A central theme during development and homeostasis is the generation of cell type-specific responses to the action of a limited number of extant signaling cascades triggered by extracellular ligands. The molecular mechanisms by which information from such signals are integrated in responding cells in a cell-type specific manner remain poorly understood. We have undertaken a detailed characterization of an enhancer that is regulated by DPP signaling and by the homeotic protein Labial and its partners, Extradenticle and Homothorax. The expression driven by this enhancer (lab550) and numerous deletions and point mutants thereof was studied in wild-type and mutant Drosophila embryos as well as in cultured cells. We find that the lab550 enhancer is composed of two elements, a Homeotic Response Element (HOMRE) and a DPP Response Element (DPPRE) that synergize. None of these two elements can reproduce the expression of lab550, either with regard to expression level or with regard to spatial restriction. The isolated DPPRE of lab550 responds extremely weakly to DPP. Interestingly, we found that the inducibility of this DPPRE is weak because it is tuned down by the action of a repressor element.

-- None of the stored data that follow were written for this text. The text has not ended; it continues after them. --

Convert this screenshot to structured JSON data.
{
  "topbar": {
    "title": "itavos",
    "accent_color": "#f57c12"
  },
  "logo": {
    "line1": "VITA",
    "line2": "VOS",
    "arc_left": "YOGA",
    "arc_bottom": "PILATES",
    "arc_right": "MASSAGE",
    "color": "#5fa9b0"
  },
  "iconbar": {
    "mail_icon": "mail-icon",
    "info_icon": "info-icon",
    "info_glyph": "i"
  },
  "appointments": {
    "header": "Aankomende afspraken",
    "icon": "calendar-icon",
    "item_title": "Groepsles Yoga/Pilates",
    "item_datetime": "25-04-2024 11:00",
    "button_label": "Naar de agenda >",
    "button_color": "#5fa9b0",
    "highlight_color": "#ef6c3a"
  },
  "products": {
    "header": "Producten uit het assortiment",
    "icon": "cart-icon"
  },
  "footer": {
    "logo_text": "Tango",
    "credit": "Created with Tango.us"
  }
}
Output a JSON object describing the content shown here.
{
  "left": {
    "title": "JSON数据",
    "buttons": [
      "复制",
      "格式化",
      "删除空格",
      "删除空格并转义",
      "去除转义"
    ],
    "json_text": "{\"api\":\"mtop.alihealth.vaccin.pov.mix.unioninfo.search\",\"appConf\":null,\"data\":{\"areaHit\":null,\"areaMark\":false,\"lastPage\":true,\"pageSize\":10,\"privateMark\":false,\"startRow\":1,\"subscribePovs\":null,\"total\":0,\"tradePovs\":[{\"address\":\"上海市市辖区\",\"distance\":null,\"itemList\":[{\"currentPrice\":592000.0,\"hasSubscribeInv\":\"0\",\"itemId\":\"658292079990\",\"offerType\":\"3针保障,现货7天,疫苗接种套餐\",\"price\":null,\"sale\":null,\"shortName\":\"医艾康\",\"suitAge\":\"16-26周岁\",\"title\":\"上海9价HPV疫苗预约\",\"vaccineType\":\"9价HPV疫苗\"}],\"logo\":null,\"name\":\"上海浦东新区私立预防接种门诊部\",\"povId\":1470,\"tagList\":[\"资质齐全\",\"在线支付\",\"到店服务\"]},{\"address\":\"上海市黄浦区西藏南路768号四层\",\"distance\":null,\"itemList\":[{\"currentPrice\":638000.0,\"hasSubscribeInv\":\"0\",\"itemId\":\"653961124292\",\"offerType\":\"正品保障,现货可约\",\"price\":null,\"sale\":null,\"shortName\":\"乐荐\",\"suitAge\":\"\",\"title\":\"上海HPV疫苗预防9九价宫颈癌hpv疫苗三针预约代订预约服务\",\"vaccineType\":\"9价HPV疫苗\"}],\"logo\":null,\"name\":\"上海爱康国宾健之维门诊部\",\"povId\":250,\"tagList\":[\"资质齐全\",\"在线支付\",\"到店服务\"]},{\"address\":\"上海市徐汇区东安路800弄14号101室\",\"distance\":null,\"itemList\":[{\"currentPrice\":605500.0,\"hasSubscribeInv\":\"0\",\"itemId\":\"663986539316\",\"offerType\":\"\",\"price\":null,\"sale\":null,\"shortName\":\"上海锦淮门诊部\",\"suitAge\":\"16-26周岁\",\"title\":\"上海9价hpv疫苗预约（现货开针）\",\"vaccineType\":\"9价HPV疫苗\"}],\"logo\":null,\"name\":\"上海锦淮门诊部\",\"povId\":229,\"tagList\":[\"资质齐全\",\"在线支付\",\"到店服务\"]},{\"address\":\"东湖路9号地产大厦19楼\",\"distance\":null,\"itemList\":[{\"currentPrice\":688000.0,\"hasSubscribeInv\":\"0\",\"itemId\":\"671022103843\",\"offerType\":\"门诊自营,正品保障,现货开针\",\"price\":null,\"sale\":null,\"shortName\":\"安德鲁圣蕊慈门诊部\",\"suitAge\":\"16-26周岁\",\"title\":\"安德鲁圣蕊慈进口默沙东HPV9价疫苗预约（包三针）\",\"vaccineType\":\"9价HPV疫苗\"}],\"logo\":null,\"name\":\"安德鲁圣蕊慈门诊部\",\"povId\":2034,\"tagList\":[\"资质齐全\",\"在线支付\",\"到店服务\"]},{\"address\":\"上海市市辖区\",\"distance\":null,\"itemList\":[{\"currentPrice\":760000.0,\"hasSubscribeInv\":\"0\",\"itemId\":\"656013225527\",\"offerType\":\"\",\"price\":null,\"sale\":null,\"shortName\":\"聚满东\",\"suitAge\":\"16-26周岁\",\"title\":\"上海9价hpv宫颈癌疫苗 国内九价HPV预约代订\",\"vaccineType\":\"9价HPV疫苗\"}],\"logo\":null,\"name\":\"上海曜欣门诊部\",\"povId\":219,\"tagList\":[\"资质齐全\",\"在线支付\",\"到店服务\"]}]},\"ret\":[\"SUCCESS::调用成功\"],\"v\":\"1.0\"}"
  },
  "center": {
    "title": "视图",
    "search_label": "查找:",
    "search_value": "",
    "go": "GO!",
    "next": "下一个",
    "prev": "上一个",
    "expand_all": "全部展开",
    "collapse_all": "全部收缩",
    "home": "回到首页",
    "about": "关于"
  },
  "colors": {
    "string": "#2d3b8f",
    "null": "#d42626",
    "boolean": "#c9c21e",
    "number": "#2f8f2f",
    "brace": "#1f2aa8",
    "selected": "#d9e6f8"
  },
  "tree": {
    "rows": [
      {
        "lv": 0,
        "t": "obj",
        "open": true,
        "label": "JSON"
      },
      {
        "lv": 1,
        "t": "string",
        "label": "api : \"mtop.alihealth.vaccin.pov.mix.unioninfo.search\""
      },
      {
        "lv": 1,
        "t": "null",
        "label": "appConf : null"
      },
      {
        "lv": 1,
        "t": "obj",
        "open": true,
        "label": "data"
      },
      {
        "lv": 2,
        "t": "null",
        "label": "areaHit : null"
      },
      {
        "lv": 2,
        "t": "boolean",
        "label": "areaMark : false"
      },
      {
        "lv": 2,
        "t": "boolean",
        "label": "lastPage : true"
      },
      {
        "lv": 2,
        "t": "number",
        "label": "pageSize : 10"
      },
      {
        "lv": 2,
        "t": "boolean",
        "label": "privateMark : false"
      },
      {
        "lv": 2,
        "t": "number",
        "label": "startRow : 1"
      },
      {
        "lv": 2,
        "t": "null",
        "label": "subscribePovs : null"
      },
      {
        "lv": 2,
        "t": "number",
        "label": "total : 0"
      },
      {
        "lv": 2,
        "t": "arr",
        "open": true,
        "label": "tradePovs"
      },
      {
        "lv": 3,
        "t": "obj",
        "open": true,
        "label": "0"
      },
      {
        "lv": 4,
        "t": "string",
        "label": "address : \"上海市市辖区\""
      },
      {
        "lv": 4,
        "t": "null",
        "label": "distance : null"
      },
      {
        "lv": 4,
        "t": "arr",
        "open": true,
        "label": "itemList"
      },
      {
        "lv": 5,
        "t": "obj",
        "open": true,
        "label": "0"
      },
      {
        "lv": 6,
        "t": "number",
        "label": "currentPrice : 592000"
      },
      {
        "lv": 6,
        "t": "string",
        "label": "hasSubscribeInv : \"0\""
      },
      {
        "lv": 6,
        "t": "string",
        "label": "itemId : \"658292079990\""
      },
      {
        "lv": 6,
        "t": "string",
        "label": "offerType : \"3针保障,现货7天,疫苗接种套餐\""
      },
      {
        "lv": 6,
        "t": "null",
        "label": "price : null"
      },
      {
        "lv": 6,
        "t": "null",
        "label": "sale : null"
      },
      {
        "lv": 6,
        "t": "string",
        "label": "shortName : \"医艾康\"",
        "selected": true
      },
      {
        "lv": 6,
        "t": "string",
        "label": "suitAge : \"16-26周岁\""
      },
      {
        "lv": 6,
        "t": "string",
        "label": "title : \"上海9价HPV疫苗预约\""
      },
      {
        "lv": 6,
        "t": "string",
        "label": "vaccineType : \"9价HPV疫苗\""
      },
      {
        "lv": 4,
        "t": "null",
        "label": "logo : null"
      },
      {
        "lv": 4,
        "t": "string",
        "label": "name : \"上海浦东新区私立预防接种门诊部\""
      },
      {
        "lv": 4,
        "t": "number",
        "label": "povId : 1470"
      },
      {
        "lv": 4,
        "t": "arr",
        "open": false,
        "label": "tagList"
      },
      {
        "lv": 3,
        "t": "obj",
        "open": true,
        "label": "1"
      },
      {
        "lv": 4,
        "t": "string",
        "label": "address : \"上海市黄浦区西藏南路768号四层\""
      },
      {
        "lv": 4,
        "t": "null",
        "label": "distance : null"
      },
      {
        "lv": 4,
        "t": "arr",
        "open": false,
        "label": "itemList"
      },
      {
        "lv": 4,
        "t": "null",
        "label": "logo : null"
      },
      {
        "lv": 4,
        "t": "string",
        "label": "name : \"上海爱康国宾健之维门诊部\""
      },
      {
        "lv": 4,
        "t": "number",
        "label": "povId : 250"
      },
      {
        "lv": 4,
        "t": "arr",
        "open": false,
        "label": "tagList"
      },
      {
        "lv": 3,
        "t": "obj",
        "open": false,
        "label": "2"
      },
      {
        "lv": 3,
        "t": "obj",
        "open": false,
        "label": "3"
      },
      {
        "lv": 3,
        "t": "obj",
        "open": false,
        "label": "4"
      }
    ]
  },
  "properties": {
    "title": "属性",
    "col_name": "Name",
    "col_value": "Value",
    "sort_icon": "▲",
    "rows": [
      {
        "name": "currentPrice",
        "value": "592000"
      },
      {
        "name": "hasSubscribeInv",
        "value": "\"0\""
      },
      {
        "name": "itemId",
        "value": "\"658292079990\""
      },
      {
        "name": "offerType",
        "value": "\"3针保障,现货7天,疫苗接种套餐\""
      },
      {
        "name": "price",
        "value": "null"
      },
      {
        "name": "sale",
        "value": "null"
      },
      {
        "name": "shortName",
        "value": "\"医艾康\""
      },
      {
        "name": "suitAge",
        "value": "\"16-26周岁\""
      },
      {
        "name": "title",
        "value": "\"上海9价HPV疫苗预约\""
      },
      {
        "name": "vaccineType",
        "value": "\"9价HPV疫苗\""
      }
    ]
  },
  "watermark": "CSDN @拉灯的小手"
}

This repressor element and an additional 50 bp element appear to be crucial for the cooperation of the HOMRE and the DPPRE, and might tightly link the DPP response to the homeotic input. The cooperation between the different elements of the enhancer leads to the segmentally restricted activity of lab550 in the endoderm and provides a mechanism to create specific responses to DPP signaling with the help of a HOX protein complex.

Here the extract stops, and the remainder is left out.